At the same time, company CEO’s (who are not nearly as dumb or corrupt as popular lore portrays them), knew that instead of organic growth we were experiencing “paper growth”, and preferred to keep their companies from organically investing (hiring people, expanding, paying capable employees more), opting to grow by buying competitors (which usually involves even more debt), or just return the extra profits to shareholders.
During this Coronavirus crisis, where healthcare capacity and innovation was needed to face a global threat, it has become painfully obvious that all these years, capitalism has been growing by borrowing from future generations, and has been misallocating the proceeds of that borrowing. The cost of all these policies, is now an unprecedented shut down of the global economy altogether, exactly because that chink in the armour (healthcare) that we have been overlooking all these years, was just large enough for a virus to go through…

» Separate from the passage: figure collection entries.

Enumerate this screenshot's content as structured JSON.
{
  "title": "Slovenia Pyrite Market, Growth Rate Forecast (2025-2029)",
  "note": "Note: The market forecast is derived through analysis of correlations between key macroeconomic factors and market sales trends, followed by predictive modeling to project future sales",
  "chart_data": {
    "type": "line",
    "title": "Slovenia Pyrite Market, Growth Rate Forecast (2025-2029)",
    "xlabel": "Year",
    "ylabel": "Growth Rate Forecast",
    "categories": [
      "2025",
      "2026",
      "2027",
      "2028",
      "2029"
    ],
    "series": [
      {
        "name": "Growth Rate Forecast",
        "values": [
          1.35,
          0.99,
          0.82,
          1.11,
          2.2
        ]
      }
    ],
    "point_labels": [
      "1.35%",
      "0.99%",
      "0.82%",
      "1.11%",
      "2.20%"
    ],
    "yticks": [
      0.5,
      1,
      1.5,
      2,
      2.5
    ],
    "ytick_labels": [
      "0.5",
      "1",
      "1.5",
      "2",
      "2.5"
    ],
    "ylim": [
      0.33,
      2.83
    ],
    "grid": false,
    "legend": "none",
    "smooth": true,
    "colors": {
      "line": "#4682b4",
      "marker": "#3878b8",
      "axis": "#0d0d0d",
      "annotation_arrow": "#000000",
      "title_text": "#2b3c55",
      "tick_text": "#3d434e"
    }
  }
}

So the question is, what now? Option (2) austerity, is one for better times. The experience of Greece, much like the US in the 30’s suggest that it can be devastating at a time of economic slowdown. So we are left with a mix of options (3) monetary policy and (1) fiscal policy.
All the “fiscal expansion” we have been talking about will involve huge deficits that the central banks will again have to pay for. Instead of their traditional role as lenders of the last resort, central banks continue to be the primary wealth creators, taking the job away from the actual economy. Which means that we will probably continue to misallocate assets, especially now that governments will have a say in all sectors, not just banks.
So while we expect a different economy to emerge from this crisis, we don’t see signs as to how it will be more efficient than the previous paradigm. For years, appetite for growth in the west has far exceeded ability towards that growth, and some form of debt was used to make up for the shortfall. Debt, in the form of fiscal and monetary expansion, is what we will use to get out of this predicament as well.
What we also expect is for central banks to buy bonds and equities and continue to push prices higher. And that is the reason behind market optimism, despite the persistence of mortality curves in the UK and the US.
We can’t say for sure whether the rally we have seen is a so called “head-fake”, a massive relief rally that may just trick investors before we see new lows, or indeed all that upcoming demand for risk assets is enough to trample even the fastest and deepest recession the post-war world has experienced. Which is why we are not trying to time this market. But we do expect companies to be less profitable, dividends given less freely and infrastructure investments misdirected and inefficient for the mid-term. Will that matter for stock prices? Maybe, but we wouldn’t be too surprised if traditional valuation methods are side-lined for another decade, as demand for stocks and bonds is bound to remain elevated.
It not a great world to be living in the real economy, but it’s still a great world to live in the financial economy. And what goals cannot be achieved within the former, might be achieved by investing in stocks and bonds, whose growth is concomitant with the survival of capitalism. Personal economic growth in the near future will not be a low-hanging fruit. It will be a matter of sector exposure, picking the winners of this brave new worlds and careful financial planning.